I am running distcp command which copies all the audit logs HDFS folder to another HDFS folder for further processing purpose . 

 

The distcp command used to work fine till 2 weeks ago and started failing since last week .I checked detailed MR logs and understand that only particular file copy failed and other folder/files of audit logs like kafka,hive,nifi and hbase are copied . some specific files copy processing is failing.

 

distcp command :

hadoop distcp -filters $filter_file_loc ranger/audit /data/audit_logs/staging

 

Distribution : Cloudera Data Platform version 7.1.7

Please find the detail error messages .

 

java.io.IOException: File copy failed: hdfs://namenode/ranger/audit/kafka/kafka/20210927/kafka_ranger_audit_svl.host.int.log --> hdfs://namenode/data/audit_logs/staging/audit/kafka/kafka/20210927/kafka_ranger_audit_svl.host.int.log

Caused by: org.apache.hadoop.hdfs.CannotObtainBlockLengthException: Cannot obtain block length for LocatedBlock{BP-1024772623-10.107.146.29-1593441936031:blk_1183449574_109711397; getBlockSize()=64553182; corrupt=false; offset=0; locs=[DatanodeInfoWithStorage[10.107.145.208:9866,DS-b11e932b-0460-47b7-a281-3743ecf9c581,DISK]]} of /ranger/audit/kafka/kafka/20210927/kafka_ranger_audit_svl.host.int.log
	at org.apache.hadoop.hdfs.DFSInputStream.readBlockLength(DFSInputStream.java:370)
	at org.apache.hadoop.hdfs.DFSInputStream.getLastBlockLength(DFSInputStream.java:279)
	at org.apache.hadoop.hdfs.DFSInputStream.fetchLocatedBlocksAndGetLastBlockLength(DFSInputStream.java:260)
	at org.apache.hadoop.hdfs.DFSInputStream.openInfo(DFSInputStream.java:203)
	at org.apache.hadoop.hdfs.DFSInputStream.<init>(DFSInputStream.java:187)
	at org.apache.hadoop.hdfs.DFSClient.openInternal(DFSClient.java:1056)
	at org.apache.hadoop.hdfs.DFSClient.open(DFSClient.java:1019)
	at org.apache.hadoop.hdfs.DistributedFileSystem$4.doCall(DistributedFileSystem.java:338)
	at org.apache.hadoop.hdfs.DistributedFileSystem$4.doCall(DistributedFileSystem.java:334)
	at org.apache.hadoop.fs.FileSystemLinkResolver.resolve(FileSystemLinkResolver.java:81)
	at org.apache.hadoop.hdfs.DistributedFileSystem.open(DistributedFileSystem.java:351)
	at org.apache.hadoop.fs.FileSystem.open(FileSystem.java:954)
	at org.apache.hadoop.tools.mapred.RetriableFileCopyCommand.getInputStream(RetriableFileCopyCommand.java:331)

@distcp

2 REPLIES 2

avatar
Expert Contributor

Hi, 

 

I can see the error as "

Caused by: org.apache.hadoop.hdfs.CannotObtainBlockLengthException: Cannot obtain block length for LocatedBlock" 

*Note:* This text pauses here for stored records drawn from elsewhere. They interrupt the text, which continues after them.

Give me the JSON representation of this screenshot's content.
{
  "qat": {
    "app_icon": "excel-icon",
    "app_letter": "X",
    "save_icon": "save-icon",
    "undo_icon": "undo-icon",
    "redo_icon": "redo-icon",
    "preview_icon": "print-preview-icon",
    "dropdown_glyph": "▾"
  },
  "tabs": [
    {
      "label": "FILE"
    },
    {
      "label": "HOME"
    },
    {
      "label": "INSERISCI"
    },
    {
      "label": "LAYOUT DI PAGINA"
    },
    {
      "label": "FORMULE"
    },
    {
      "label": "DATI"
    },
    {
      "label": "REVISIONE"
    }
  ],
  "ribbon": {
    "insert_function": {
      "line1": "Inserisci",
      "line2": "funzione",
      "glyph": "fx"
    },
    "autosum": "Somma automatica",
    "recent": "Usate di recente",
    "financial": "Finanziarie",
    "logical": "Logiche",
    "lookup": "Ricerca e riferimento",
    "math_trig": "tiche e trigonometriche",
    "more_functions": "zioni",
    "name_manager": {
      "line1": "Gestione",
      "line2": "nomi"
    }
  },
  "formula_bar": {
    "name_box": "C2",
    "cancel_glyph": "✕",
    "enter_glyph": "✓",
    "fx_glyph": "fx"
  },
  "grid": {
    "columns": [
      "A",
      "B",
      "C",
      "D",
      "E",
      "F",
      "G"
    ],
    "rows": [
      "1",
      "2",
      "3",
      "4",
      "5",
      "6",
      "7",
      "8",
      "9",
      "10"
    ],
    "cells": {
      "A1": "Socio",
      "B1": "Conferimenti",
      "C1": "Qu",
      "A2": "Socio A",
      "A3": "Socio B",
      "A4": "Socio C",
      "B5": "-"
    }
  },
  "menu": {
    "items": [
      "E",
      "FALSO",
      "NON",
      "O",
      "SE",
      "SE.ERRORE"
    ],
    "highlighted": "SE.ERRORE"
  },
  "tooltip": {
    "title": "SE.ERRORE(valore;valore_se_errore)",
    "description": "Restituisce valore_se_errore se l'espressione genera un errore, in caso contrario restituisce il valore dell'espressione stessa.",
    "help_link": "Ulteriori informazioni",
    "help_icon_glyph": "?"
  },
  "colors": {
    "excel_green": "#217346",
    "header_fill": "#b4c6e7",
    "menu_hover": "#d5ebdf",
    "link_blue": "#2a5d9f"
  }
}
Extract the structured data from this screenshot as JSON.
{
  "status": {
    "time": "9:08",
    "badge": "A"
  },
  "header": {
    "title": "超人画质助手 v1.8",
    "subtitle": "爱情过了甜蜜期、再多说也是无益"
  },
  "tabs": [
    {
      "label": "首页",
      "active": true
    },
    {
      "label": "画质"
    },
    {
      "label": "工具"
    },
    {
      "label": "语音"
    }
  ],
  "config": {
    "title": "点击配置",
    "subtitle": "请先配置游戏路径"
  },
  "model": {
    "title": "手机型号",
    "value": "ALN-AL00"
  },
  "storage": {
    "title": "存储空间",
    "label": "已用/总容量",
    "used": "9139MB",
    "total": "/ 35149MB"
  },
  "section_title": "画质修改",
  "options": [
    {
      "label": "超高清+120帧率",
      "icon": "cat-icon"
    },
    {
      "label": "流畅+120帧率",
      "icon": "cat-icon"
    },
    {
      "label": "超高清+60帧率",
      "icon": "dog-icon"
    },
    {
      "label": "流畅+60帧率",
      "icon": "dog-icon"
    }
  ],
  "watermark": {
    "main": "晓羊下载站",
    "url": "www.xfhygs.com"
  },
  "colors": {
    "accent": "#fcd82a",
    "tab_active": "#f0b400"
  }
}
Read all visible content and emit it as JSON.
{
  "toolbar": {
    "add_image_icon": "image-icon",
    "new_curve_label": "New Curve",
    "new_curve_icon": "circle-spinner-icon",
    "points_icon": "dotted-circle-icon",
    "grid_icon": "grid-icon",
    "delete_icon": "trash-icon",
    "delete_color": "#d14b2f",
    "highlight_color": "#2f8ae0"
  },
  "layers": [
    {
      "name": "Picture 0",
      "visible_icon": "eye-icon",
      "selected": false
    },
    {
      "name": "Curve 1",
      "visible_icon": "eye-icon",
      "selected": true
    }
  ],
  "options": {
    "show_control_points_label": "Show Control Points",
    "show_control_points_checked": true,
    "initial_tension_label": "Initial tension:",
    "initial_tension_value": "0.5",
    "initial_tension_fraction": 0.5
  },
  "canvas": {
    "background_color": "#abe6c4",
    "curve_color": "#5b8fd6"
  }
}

This basically happens because the file is still in being-written state or has yet not been closed. Please check if the file is in use or is being written during the distcp.

avatar
Contributor

Hi @arunek95 

 

Yes,the workaround has been applied by following the community posts. As of now .we don't have any root-cause why many files were in OPENFORWRITE state for particular two days in our cluster.

 

https://community.cloudera.com/t5/Support-Questions/Cannot-obtain-block-length-for-LocatedBlock/td-p...

 

Thanks